Democratic presidential nominee Vice President Kamala Harris’ campaign quickly seized on Vance’s remarks, posting to social media a nine-second clip of Vance saying he would consider privatization.

“This isn’t just some misguided policy idea; it’s a slap in the face to the men and women who served this country, coming from the man running alongside the candidate who called them ‘suckers’ and ‘losers,'” Sen. Tammy Duckworth, a Democrat from Illinois, a Harris campaign cochair and Iraq War veteran, said in a statement provided by the campaign. “Veterans deserve better than candidates who will turn their healthcare into a business opportunity the minute they get the chance.”

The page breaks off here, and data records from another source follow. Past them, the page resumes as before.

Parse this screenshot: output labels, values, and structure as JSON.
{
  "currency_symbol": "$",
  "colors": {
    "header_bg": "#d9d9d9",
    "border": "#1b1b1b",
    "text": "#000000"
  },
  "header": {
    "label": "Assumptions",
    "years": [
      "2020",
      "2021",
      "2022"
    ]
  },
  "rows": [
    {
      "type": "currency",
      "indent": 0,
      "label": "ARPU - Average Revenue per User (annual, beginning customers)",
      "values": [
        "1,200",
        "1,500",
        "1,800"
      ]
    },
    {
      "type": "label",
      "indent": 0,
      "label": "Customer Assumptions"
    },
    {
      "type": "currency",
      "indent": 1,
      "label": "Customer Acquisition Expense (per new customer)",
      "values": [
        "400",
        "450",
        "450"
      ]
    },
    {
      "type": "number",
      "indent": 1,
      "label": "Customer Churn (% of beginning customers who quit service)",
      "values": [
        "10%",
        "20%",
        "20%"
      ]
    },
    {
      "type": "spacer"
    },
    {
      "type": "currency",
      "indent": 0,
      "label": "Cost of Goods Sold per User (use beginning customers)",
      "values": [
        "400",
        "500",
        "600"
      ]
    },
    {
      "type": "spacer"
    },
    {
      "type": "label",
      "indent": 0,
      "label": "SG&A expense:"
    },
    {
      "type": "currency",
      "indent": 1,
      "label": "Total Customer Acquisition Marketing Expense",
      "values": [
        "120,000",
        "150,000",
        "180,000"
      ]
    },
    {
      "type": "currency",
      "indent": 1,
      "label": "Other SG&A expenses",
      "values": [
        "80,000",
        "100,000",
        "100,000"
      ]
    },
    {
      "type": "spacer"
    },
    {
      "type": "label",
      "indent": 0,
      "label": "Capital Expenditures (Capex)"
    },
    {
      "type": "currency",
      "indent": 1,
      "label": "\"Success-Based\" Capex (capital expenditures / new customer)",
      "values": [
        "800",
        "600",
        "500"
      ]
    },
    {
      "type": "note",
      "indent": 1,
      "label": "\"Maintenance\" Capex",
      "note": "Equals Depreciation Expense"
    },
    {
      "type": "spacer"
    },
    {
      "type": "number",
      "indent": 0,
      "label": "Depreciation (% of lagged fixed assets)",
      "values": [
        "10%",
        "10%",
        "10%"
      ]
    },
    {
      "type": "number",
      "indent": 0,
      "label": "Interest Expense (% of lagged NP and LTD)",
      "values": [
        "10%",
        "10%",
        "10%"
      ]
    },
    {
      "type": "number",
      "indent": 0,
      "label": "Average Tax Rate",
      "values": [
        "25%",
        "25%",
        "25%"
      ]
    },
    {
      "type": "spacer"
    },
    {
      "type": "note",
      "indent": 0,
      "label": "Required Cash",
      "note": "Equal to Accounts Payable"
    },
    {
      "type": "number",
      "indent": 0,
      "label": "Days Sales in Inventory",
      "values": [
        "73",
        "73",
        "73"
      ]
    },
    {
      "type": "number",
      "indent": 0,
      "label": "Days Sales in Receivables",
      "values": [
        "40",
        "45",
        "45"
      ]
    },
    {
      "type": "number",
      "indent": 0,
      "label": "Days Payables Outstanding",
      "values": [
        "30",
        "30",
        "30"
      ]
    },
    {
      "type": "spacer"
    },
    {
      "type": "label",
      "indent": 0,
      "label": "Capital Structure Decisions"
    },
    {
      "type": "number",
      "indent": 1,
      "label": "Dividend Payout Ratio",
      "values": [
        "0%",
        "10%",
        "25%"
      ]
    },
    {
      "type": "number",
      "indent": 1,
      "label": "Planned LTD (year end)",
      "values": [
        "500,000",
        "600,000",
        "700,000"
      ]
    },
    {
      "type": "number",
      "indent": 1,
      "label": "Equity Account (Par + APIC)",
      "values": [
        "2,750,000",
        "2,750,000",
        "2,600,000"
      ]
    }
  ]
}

The Trump campaign shot back that the Harris campaign was taking Vance out of context.

“In the full exchange, Sen. Vance clearly says he would not privatize the Department of Veterans Affairs,” William Martin, a spokesperson for Vance, said in a statement to Military.com. “The Kamala campaign is once again twisting his words and lying about his position because they have nothing but a record of abject failure to run on. It’s also worth noting that JD personally relied on the VA for years after leaving the Marine Corps. They should be ashamed for intentionally lying about a veteran when it comes to providing quality care and coverage for our veterans.”

During his first term in office, Trump expanded veterans’ ability to see non-VA doctors using VA funding by signing the Mission Act. While veterans had already been able to seek outside health care following the 2014 VA wait-time scandal, the Mission Act grew the number of veterans eligible for outside care and consolidated several different community care programs into one.

VA guidelines established under the Mission Act say veterans can seek outside care if they face more than a 30-minute drive for primary care or mental health services or 60 minutes for specialty care — meaning the veteran described in Vance’s scenario of driving two and half hours should already be eligible for community care.

The Mission Act received bipartisan support when it passed in 2018, but it has since become more partisan. Republicans have alleged that the VA under the Biden administration has undermined the law by limiting the number of referrals to community care. Congressional Republicans have introduced bills to strengthen the eligibility guidelines and make it hard for the VA to deny a referral.

Democrats, meanwhile, charge that the GOP is ultimately aiming to privatize the VA.

They point to Project 2025, a conservative think tank blueprint for a future Republican president that calls for retooling the VA’s disability ratings system to find “cost savings” and says the next administration should “rapidly and explicitly codify VA Mission Act access standards in legislation to prevent the VA from avoiding or watering down the requirements in the future.”

The plan was written by former Trump administration officials and others with ties to Trump, though Trump has tried to distance himself from the document.

While Vance asserted that expanding access to outside doctors could cut costs, VA officials have said community care costs have been growing at an unsustainable rate since the implementation of the Mission Act.

During the podcast interview, Vance also discussed the need to fire “bad apples” within the VA.

“Probably 90%, 95% of the people who work at the VA are fantastic human beings, but then you’ve got, like, a small slice of the VA that’s bad apples that make it really hard for everybody else to do their job,” Vance said. “This is why veterans spend three hours on the phone trying to get an appointment. This is why you have people committing suicide because they’re waiting 28 days to get an appointment with a doctor. Like, just crazy, crazy stuff. But it’s a small sliver of the VA. You ought to fire those people, right?”

In his first term, Trump also signed a law called the Department of Veterans Affairs Accountability and Whistleblower Protection Act that sought to make it easier for the VA to fire employees accused of misconduct or poor performance.

But the law faced legal challenges that weakened its effectiveness and prompted the Biden administration to stop using the expedited firing authorities granted by the bill. Republicans in Congress have been working to revive the authorities.